/* llroundl function.
   IBM extended format long double version.
   Copyright (C) 2004, 2006 Free Software Foundation, Inc.
   This file is part of the GNU C Library.

   The GNU C Library is free software; you can redistribute it and/or
   modify it under the terms of the GNU Lesser General Public
   License as published by the Free Software Foundation; either
   version 2.1 of the License, or (at your option) any later version.

   The GNU C Library is distributed in the hope that it will be useful,
   but WITHOUT ANY WARRANTY; without even the implied warranty of
   MERCHANTABILITY or FITNESS FOR A PARTICULAR PURPOSE.  See the GNU
   Lesser General Public License for more details.

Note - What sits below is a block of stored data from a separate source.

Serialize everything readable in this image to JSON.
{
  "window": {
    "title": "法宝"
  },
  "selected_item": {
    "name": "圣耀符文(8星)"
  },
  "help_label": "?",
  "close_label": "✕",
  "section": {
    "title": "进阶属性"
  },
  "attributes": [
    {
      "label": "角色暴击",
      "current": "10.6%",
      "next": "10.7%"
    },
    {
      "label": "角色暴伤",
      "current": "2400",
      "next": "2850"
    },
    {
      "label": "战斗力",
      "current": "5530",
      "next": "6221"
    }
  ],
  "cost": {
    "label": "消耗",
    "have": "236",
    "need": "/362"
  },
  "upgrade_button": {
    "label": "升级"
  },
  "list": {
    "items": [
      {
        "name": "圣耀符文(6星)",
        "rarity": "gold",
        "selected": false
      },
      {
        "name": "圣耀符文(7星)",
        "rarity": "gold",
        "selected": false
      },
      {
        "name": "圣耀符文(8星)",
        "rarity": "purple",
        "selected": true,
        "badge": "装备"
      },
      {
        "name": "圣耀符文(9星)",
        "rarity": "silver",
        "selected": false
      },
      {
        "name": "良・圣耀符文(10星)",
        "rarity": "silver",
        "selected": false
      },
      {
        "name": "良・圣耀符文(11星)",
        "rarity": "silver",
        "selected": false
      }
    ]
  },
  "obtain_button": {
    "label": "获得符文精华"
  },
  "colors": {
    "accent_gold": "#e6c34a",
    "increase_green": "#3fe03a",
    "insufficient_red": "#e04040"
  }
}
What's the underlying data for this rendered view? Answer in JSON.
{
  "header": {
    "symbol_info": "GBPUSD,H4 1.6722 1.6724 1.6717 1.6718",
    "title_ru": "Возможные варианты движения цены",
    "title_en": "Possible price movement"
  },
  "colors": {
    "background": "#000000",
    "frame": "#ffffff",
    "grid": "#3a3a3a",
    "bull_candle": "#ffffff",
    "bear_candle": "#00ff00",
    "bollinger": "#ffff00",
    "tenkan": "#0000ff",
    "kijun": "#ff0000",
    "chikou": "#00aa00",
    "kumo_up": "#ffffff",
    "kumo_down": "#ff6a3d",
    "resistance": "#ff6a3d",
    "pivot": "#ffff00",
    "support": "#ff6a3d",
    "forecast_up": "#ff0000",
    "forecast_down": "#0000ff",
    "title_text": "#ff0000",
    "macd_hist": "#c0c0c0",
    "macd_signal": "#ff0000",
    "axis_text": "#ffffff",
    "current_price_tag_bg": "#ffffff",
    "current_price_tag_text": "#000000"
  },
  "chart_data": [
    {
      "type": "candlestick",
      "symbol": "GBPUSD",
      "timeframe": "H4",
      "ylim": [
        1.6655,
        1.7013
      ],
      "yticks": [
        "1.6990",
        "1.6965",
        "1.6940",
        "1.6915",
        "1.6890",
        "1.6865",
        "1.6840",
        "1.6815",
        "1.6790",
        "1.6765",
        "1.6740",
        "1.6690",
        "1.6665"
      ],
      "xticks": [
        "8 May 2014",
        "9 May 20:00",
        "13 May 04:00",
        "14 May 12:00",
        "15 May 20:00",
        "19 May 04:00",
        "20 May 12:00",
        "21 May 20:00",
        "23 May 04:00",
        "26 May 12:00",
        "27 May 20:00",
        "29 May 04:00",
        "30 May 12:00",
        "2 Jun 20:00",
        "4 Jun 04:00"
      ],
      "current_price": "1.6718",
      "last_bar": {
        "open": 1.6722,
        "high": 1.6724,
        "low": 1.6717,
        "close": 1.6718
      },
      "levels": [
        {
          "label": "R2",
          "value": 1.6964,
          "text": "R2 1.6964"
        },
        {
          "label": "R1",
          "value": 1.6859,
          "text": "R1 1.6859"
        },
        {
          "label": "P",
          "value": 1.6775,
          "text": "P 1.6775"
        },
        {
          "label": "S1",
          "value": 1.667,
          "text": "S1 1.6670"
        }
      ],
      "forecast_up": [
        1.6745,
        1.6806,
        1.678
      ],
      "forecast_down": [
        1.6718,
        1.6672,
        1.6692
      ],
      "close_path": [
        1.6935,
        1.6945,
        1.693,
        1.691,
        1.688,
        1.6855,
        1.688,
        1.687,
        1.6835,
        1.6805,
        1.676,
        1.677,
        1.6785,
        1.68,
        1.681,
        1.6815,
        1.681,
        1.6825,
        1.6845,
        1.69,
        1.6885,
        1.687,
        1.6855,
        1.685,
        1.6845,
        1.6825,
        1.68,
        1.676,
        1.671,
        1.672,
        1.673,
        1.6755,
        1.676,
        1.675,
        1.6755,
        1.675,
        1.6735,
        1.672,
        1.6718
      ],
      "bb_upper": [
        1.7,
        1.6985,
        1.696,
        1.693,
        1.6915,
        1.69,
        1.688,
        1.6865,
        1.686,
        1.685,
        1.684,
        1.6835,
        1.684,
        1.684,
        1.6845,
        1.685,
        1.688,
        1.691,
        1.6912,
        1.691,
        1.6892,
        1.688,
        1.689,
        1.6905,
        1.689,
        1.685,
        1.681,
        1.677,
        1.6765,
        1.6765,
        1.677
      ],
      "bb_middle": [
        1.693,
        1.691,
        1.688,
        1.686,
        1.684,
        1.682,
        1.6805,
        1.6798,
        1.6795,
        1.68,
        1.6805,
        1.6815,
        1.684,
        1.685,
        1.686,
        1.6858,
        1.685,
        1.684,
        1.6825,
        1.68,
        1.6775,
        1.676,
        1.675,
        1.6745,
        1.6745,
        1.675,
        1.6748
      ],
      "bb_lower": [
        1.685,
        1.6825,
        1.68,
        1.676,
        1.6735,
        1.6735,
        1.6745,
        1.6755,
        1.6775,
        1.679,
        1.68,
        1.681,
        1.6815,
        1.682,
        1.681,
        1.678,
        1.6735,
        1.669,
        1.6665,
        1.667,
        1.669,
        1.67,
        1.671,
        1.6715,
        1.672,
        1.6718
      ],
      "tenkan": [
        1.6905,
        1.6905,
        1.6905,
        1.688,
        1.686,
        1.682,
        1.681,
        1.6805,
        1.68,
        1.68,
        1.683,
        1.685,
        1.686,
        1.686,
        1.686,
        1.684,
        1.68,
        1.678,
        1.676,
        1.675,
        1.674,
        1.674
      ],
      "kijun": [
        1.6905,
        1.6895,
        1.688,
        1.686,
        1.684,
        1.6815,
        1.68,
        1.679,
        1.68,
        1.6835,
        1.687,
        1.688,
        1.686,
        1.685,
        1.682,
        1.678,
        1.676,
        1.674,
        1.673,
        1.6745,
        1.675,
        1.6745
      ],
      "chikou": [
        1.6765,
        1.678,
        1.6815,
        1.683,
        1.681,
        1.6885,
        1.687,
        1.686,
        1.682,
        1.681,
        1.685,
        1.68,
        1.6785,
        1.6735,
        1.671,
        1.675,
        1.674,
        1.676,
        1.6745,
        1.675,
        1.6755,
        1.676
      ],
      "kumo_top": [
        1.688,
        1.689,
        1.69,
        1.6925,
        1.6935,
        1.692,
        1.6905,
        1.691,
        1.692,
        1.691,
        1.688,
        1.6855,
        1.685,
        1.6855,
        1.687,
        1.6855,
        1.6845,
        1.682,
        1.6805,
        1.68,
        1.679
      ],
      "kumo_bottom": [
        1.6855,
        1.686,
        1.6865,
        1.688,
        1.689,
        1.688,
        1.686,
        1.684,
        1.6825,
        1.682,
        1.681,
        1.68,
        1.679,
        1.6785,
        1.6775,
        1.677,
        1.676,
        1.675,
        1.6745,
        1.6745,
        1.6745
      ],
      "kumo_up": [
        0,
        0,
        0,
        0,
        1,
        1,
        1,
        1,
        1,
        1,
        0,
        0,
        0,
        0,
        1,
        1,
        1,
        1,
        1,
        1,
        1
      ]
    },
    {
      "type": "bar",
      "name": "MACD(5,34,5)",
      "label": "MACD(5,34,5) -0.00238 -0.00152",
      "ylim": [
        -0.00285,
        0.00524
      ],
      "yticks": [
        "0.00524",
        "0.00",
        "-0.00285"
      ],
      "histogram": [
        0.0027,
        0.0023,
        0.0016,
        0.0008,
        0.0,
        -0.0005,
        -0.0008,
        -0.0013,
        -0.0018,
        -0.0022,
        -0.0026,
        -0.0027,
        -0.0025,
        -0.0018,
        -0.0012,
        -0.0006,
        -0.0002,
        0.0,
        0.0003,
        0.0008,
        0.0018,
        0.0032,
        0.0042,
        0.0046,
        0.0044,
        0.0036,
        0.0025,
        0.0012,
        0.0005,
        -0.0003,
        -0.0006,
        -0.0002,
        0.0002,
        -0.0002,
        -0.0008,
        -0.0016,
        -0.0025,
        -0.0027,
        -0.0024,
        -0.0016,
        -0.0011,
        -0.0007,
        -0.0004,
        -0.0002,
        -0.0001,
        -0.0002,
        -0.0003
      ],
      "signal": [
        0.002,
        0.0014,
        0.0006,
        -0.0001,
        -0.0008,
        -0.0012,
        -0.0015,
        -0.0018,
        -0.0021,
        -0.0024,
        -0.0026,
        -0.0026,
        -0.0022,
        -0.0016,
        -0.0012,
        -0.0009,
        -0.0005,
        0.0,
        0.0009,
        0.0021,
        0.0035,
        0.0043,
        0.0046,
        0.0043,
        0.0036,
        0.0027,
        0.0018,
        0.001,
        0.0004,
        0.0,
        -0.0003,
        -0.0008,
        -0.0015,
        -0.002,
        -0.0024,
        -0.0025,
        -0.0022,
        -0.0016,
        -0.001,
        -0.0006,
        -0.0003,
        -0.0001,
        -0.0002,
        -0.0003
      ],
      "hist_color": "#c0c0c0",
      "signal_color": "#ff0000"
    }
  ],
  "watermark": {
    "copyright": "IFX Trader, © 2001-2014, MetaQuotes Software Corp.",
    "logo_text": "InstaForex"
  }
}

   You should have received a copy of the GNU Lesser General Public
   License along with the GNU C Library; if not, write to the Free
   Software Foundation, Inc., 59 Temple Place, Suite 330, Boston, MA
   02111-1307 USA.  */

#include <sysdep.h>
#include <math_ldbl_opt.h>

	.section	".toc","aw"
.LC0:	/* 0.0 */
	.tc FD_00000000_0[TC],0x0000000000000000
.LC1:	/* 0.5 */
	.tc FD_3fe00000_0[TC],0x3fe0000000000000
.LC2:	/* 2**52 */
	.tc FD_43300000_0[TC],0x4330000000000000
.LC3:	/* 2**63 */
	.tc FD_43E00000_0[TC],0x43e0000000000000
	.section	".text"

/* long long [r3] llround (long double x [fp1,fp2])
   IEEE 1003.1 llroundl function.  IEEE specifies "round to the nearest
   integer value, rounding halfway cases away from zero, regardless of
   the current rounding mode."  However PowerPC Architecture defines
   "round to Nearest" as "Choose the best approximation. In case of a
   tie, choose the one that is even (least significant bit o).".
   So we can't use the PowerPC "round to Nearest" mode. Instead we set
   "round toward Zero" mode and round by adding +-0.5 before rounding
   toward zero. The "Floating Convert To Integer Doubleword with round
   toward zero" instruction handles the conversion including the
   overflow cases and signalling "Invalid Operation".

   PowerPC64 long double uses the IBM extended format which is
   represented two 64-floating point double values. The values are
   non-overlapping giving an effective precision of 106 bits. The first
   double contains the high order bits of mantisa and is always rounded
   to represent a normal rounding of long double to double. Since the
   long double value is sum of the high and low values, the low double
   normally has the opposite sign to compensate for the this rounding.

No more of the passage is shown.